Partant de ce constat, il conviendrait d’explorer les moyens de renforcement du lien entre le secteur de la santé et les acteurs qui gravitent autour de la nature en Ville. La priorisation des investissements publics devrait logiquement se tourner vers ce qui semble optimal en matière de bénéfice social et médical pour les populations, Toutefois le chemin semble encore long… En 2017, nous évoquions dans nos colonnes l’outil Treepedia permettant de mesurer et de comparer la couverture végétale des Villes à travers le monde. On constate aisément que cette canopée urbaine est encore bien trop faible dans la plupart des grandes métropoles analysées.

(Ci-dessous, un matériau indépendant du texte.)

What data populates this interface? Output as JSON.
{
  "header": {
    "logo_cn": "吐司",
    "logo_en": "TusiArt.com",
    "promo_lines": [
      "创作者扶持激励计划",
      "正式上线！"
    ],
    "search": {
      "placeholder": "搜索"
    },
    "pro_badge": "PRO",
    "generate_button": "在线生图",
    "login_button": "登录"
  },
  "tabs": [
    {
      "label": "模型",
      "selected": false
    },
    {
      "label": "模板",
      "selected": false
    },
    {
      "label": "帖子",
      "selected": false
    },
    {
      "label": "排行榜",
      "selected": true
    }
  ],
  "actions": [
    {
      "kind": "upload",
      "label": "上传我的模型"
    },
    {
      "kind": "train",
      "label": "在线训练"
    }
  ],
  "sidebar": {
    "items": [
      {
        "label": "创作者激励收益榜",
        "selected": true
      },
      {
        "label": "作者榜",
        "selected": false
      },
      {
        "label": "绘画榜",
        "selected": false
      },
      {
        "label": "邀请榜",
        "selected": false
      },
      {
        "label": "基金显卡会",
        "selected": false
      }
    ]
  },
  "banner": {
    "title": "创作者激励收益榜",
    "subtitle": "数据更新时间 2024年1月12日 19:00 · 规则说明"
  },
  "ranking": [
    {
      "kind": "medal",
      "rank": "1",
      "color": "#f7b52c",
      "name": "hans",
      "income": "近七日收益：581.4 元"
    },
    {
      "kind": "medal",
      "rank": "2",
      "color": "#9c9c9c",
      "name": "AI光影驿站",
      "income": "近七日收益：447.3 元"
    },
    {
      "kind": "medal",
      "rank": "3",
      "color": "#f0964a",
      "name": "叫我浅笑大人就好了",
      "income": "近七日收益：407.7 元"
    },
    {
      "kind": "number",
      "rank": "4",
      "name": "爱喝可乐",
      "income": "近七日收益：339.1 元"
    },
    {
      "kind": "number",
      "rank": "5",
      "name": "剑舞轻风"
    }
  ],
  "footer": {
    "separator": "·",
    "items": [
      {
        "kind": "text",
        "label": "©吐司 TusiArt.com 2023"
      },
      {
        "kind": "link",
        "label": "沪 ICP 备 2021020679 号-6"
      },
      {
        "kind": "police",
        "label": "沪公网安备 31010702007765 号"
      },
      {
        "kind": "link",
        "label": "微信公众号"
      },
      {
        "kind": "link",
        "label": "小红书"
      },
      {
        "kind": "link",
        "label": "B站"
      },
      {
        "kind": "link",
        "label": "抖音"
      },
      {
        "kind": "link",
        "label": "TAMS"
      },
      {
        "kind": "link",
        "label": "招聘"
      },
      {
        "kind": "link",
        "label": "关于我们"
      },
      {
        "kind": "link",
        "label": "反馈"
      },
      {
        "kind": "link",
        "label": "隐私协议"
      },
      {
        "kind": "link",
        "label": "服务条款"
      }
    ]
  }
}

D’ici 2050, l’ONU prévoit que plus des deux tiers de la population mondiale vivra en ville, la plantation d’arbres constitue donc une stratégie facilement exploitable pour nous aider à survivre en milieu urbain. La diversification des sources de financement en faveur de la nature urbaine – et l’utilisation d’arbres en tant que véritable investissement de santé publique, pourraient aider les grandes métropoles à renforcer leur résilience face au changement climatique, Une canopée urbaine en bonne santé sera, pour cela, un élément extrêmement déterminant.
Attention, toutefois, à ne pas tomber dans la « politique spectacle ». Lorsque l’Éthiopie fait le « buzz » en plantant des millions d’arbres en quelques heures ou lorsque Milan s’engage à planter 3 millions d’arbres d’ici 2030… Il faut bien évidement voir quel est le potentiel de survie de ces ces nombreux arbres et leur garantie d’arrivée à maturité. Puisque c’est à ce moment-là qu’ils demeurent réellement efficaces. De même, le choix des espèces est primordial, si les arbres rendent de nombreux services, ils peuvent aussi être contre-productifs. Certaines espèces peuvent en effet aggraver la pollution.
Ces investissements doivent donc être accompagnés par des ressources humaines et financières importantes. Ils ne doivent pas détourner l’attention de l’effort le plus important qui doit être consenti concernant la réduction des émissions de GES.
Enfin, pour conclure, peut-être est-il utile de préciser qu’outre les politiques publiques, nous pouvons tous intervenir dans la végétalisation de notre environnement. Ce développement prioritaire en matière de santé publique ne doit plus être l’apanage des seuls élus locaux. Nous avons effectivement tous la possibilité de participer au retour de la nature en ville.